Upon closing McCarthy’s late masterpieces, one is overwhelmed with pity—not the banal, condescending sympathy of contemporary usage, but the transformative emotion that the ancient theorists of Attic tragedy designated with the word pathos. One is also, and more importantly, filled with a newfound compassion for one’s fellow human beings: those vulnerable creatures at the mercy of necessity without design, those powerless passengers groping in the dark, not knowing what they do, mistaking fate for freedom, holding on to their dim lanterns, desperate for love.

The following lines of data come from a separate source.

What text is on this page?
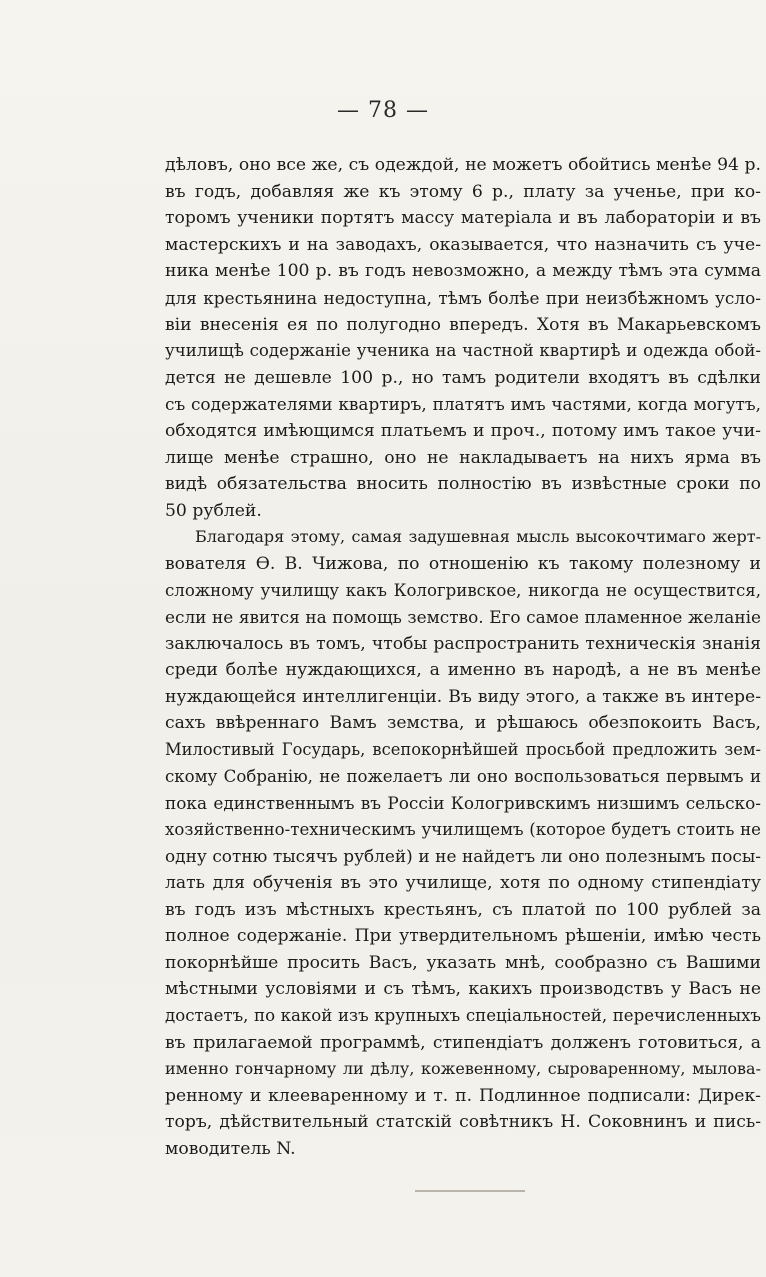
— 78 —
дѣловъ, оно все же, съ одеждой, не можетъ обойтись менѣе 94 р.
въ годъ, добавляя же къ этому 6 р., плату за ученье, при ко-
торомъ ученики портятъ массу матеріала и въ лабораторіи и въ
мастерскихъ и на заводахъ, оказывается, что назначить съ уче-
ника менѣе 100 р. въ годъ невозможно, а между тѣмъ эта сумма
для крестьянина недоступна, тѣмъ болѣе при неизбѣжномъ усло-
віи внесенія ея по полугодно впередъ. Хотя въ Макарьевскомъ
училищѣ содержаніе ученика на частной квартирѣ и одежда обой-
дется не дешевле 100 р., но тамъ родители входятъ въ сдѣлки
съ содержателями квартиръ, платятъ имъ частями, когда могутъ,
обходятся имѣющимся платьемъ и проч., потому имъ такое учи-
лище менѣе страшно, оно не накладываетъ на нихъ ярма въ
видѣ обязательства вносить полностію въ извѣстные сроки по
50 рублей.
Благодаря этому, самая задушевная мысль высокочтимаго жерт-
вователя Ѳ. В. Чижова, по отношенію къ такому полезному и
сложному училищу какъ Кологривское, никогда не осуществится,
если не явится на помощь земство. Его самое пламенное желаніе
заключалось въ томъ, чтобы распространить техническія знанія
среди болѣе нуждающихся, а именно въ народѣ, а не въ менѣе
нуждающейся интеллигенціи. Въ виду этого, а также въ интере-
сахъ ввѣреннаго Вамъ земства, и рѣшаюсь обезпокоить Васъ,
Милостивый Государь, всепокорнѣйшей просьбой предложить зем-
скому Собранію, не пожелаетъ ли оно воспользоваться первымъ и
пока единственнымъ въ Россіи Кологривскимъ низшимъ сельско-
хозяйственно-техническимъ училищемъ (которое будетъ стоить не
одну сотню тысячъ рублей) и не найдетъ ли оно полезнымъ посы-
лать для обученія въ это училище, хотя по одному стипендіату
въ годъ изъ мѣстныхъ крестьянъ, съ платой по 100 рублей за
полное содержаніе. При утвердительномъ рѣшеніи, имѣю честь
покорнѣйше просить Васъ, указать мнѣ, сообразно съ Вашими
мѣстными условіями и съ тѣмъ, какихъ производствъ у Васъ не
достаетъ, по какой изъ крупныхъ спеціальностей, перечисленныхъ
въ прилагаемой программѣ, стипендіатъ долженъ готовиться, а
именно гончарному ли дѣлу, кожевенному, сыроваренному, мылова-
ренному и клееваренному и т. п. Подлинное подписали: Дирек-
торъ, дѣйствительный статскій совѣтникъ Н. Соковнинъ и пись-
моводитель N.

Such is the “universal irony” that Schiller and Schlegel saw in Cervantes and Shakespeare, and that I think one can see in McCarthy: the capacity to contemplate the human catastrophe from the perspective of a minor deity who knows—and loves—the hearts of mortals and yet cannot save them, but may well console them.

It may well be that literature that depends on the adoption of such a godlike attitude is better laid to rest in our age of Ópera Prima. Our era’s preference for the debut novel is also a preference for the autofictional, for a rejection of universality in favor of particularity, of identity defined as difference. Still, I sometimes long for writing courageous—or hubristic or long-lived—enough to dare to say something about the whole of the human condition: something that is almost certainly wrong, or at least incomplete, but that is nevertheless worth saying. The key to access the treasures in McCarthy’s late novels is to remember that the laws of aesthetics are never absolute or eternal, but always historical, contextual—and yet can still allow us to glimpse the universal.

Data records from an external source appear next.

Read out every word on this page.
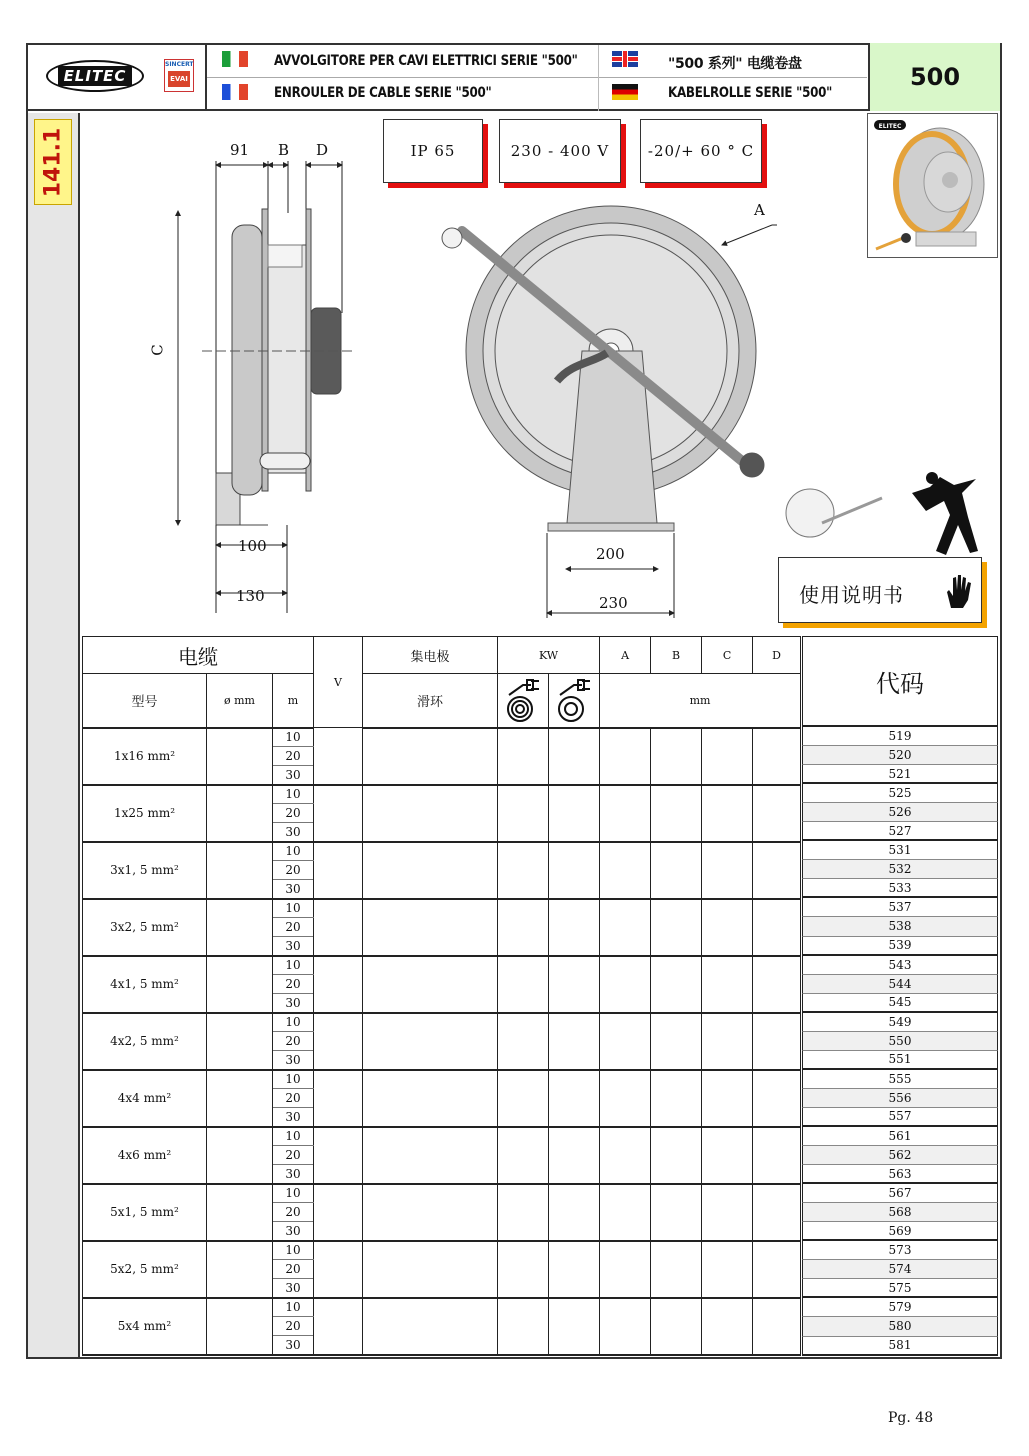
ELITEC
SINCERT
EVAI
AVVOLGITORE PER CAVI ELETTRICI SERIE "500"
ENROULER DE CABLE SERIE "500"
"500 系列" 电缆卷盘
KABELROLLE SERIE "500"
500
141.1	91 B D
C
A
100
130
200
230
IP 65	230 - 400 V	-20/+ 60 ° C
ELITEC
使用说明书
电缆			V	集电极	KW		A	B	C	D
型号	ø mm	m		滑环			mm			
1x16 mm²		10								
		20								
		30								
1x25 mm²		10								
		20								
		30								
3x1, 5 mm²		10								
		20								
		30								
3x2, 5 mm²		10								
		20								
		30								
4x1, 5 mm²		10								
		20								
		30								
4x2, 5 mm²		10								
		20								
		30								
4x4 mm²		10								
		20								
		30								
4x6 mm²		10								
		20								
		30								
5x1, 5 mm²		10								
		20								
		30								
5x2, 5 mm²		10								
		20								
		30								
5x4 mm²		10								
		20								
		30								
代码
519
520
521
525
526
527
531
532
533
537
538
539
543
544
545
549
550
551
555
556
557
561
562
563
567
568
569
573
574
575
579
580
581
Pg. 48
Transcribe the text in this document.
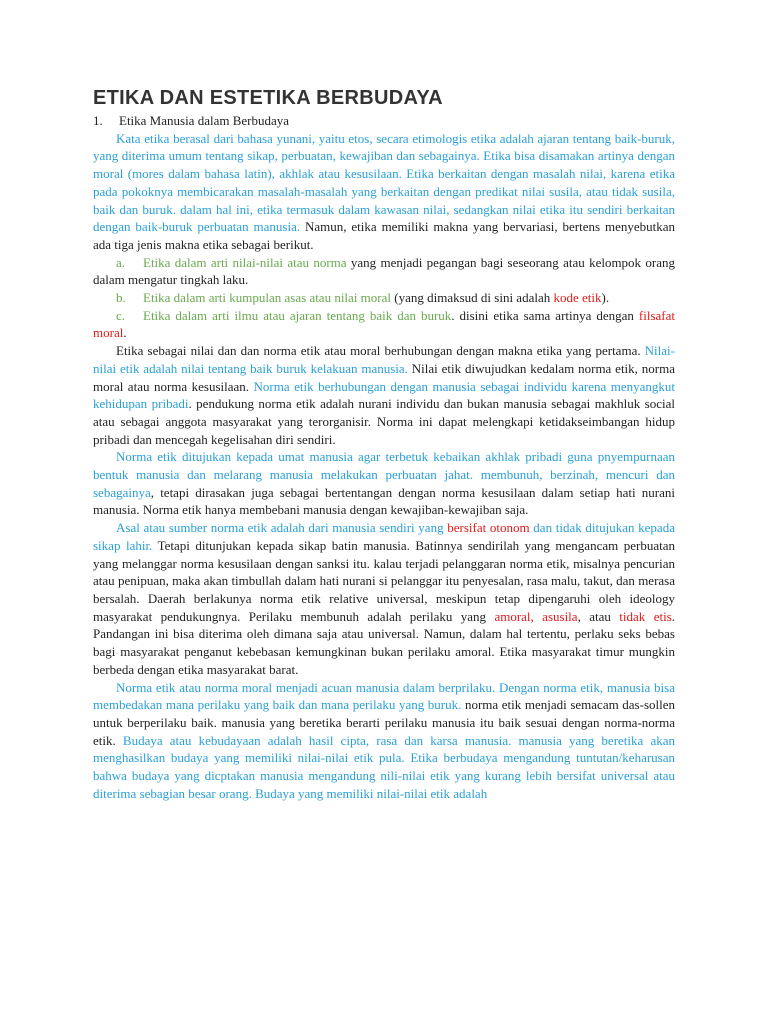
ETIKA DAN ESTETIKA BERBUDAYA
1. Etika Manusia dalam Berbudaya

Kata etika berasal dari bahasa yunani, yaitu etos, secara etimologis etika adalah ajaran tentang baik-buruk, yang diterima umum tentang sikap, perbuatan, kewajiban dan sebagainya. Etika bisa disamakan artinya dengan moral (mores dalam bahasa latin), akhlak atau kesusilaan. Etika berkaitan dengan masalah nilai, karena etika pada pokoknya membicarakan masalah-masalah yang berkaitan dengan predikat nilai susila, atau tidak susila, baik dan buruk. dalam hal ini, etika termasuk dalam kawasan nilai, sedangkan nilai etika itu sendiri berkaitan dengan baik-buruk perbuatan manusia. Namun, etika memiliki makna yang bervariasi, bertens menyebutkan ada tiga jenis makna etika sebagai berikut.

a. Etika dalam arti nilai-nilai atau norma yang menjadi pegangan bagi seseorang atau kelompok orang dalam mengatur tingkah laku.

b. Etika dalam arti kumpulan asas atau nilai moral (yang dimaksud di sini adalah kode etik).

c. Etika dalam arti ilmu atau ajaran tentang baik dan buruk. disini etika sama artinya dengan filsafat moral.

Etika sebagai nilai dan dan norma etik atau moral berhubungan dengan makna etika yang pertama. Nilai-nilai etik adalah nilai tentang baik buruk kelakuan manusia. Nilai etik diwujudkan kedalam norma etik, norma moral atau norma kesusilaan. Norma etik berhubungan dengan manusia sebagai individu karena menyangkut kehidupan pribadi. pendukung norma etik adalah nurani individu dan bukan manusia sebagai makhluk social atau sebagai anggota masyarakat yang terorganisir. Norma ini dapat melengkapi ketidakseimbangan hidup pribadi dan mencegah kegelisahan diri sendiri.

Norma etik ditujukan kepada umat manusia agar terbetuk kebaikan akhlak pribadi guna pnyempurnaan bentuk manusia dan melarang manusia melakukan perbuatan jahat. membunuh, berzinah, mencuri dan sebagainya, tetapi dirasakan juga sebagai bertentangan dengan norma kesusilaan dalam setiap hati nurani manusia. Norma etik hanya membebani manusia dengan kewajiban-kewajiban saja.

Asal atau sumber norma etik adalah dari manusia sendiri yang bersifat otonom dan tidak ditujukan kepada sikap lahir. Tetapi ditunjukan kepada sikap batin manusia. Batinnya sendirilah yang mengancam perbuatan yang melanggar norma kesusilaan dengan sanksi itu. kalau terjadi pelanggaran norma etik, misalnya pencurian atau penipuan, maka akan timbullah dalam hati nurani si pelanggar itu penyesalan, rasa malu, takut, dan merasa bersalah. Daerah berlakunya norma etik relative universal, meskipun tetap dipengaruhi oleh ideology masyarakat pendukungnya. Perilaku membunuh adalah perilaku yang amoral, asusila, atau tidak etis. Pandangan ini bisa diterima oleh dimana saja atau universal. Namun, dalam hal tertentu, perlaku seks bebas bagi masyarakat penganut kebebasan kemungkinan bukan perilaku amoral. Etika masyarakat timur mungkin berbeda dengan etika masyarakat barat.

Norma etik atau norma moral menjadi acuan manusia dalam berprilaku. Dengan norma etik, manusia bisa membedakan mana perilaku yang baik dan mana perilaku yang buruk. norma etik menjadi semacam das-sollen untuk berperilaku baik. manusia yang beretika berarti perilaku manusia itu baik sesuai dengan norma-norma etik. Budaya atau kebudayaan adalah hasil cipta, rasa dan karsa manusia. manusia yang beretika akan menghasilkan budaya yang memiliki nilai-nilai etik pula. Etika berbudaya mengandung tuntutan/keharusan bahwa budaya yang dicptakan manusia mengandung nili-nilai etik yang kurang lebih bersifat universal atau diterima sebagian besar orang. Budaya yang memiliki nilai-nilai etik adalah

The formalist in me would be perfectly satisfied with the architectural elegance found in McCarthy’s late style—how its formal containers (i.e., its embrace of confusion and discontinuity) fit perfectly around its content (i.e., the notion that while life is meaningless, it’s also beautiful, and that this beauty is enough to make it meaningful). But the structuralist in me is equally grateful for McCarthy’s lucid confrontation with the decadence of the West, and perhaps even more so for his defiant refusal to surrender to that decline. Because, as it turns out, The Passenger and Stella Maris may not be as apolitical as they seem at first sight. Could it be that literary New York’s fixation on the Ópera Prima is but an outward manifestation of a collective act of repression, a defense mechanism designed to keep the culture of a declining empire from confronting the fact that the United States is not living through a youthful Renaissance in which everything is new, but through the postindustrial equivalent of Late Antiquity? Could it be that McCarthy’s rejection of ordinary coherence is not only a tribute to a soon-to-be-anachronistic modernism but also an injunction to rouse ourselves from our post-historical ennui, our punctilious privilege-accounting, our self-satisfied anxiety, our paralyzing guilt? Could it be that, in old age, McCarthy sees something that in our youthfulness we refuse to see? In Stella Maris and The Passenger, McCarthy invites us to consider hopelessness not just to give us hope but to compel us to make use of it. Having lived for nearly 100 years, he has given us what may well be the last great novels of the long 20th century. He may also help point us in a different direction for the twenty-first.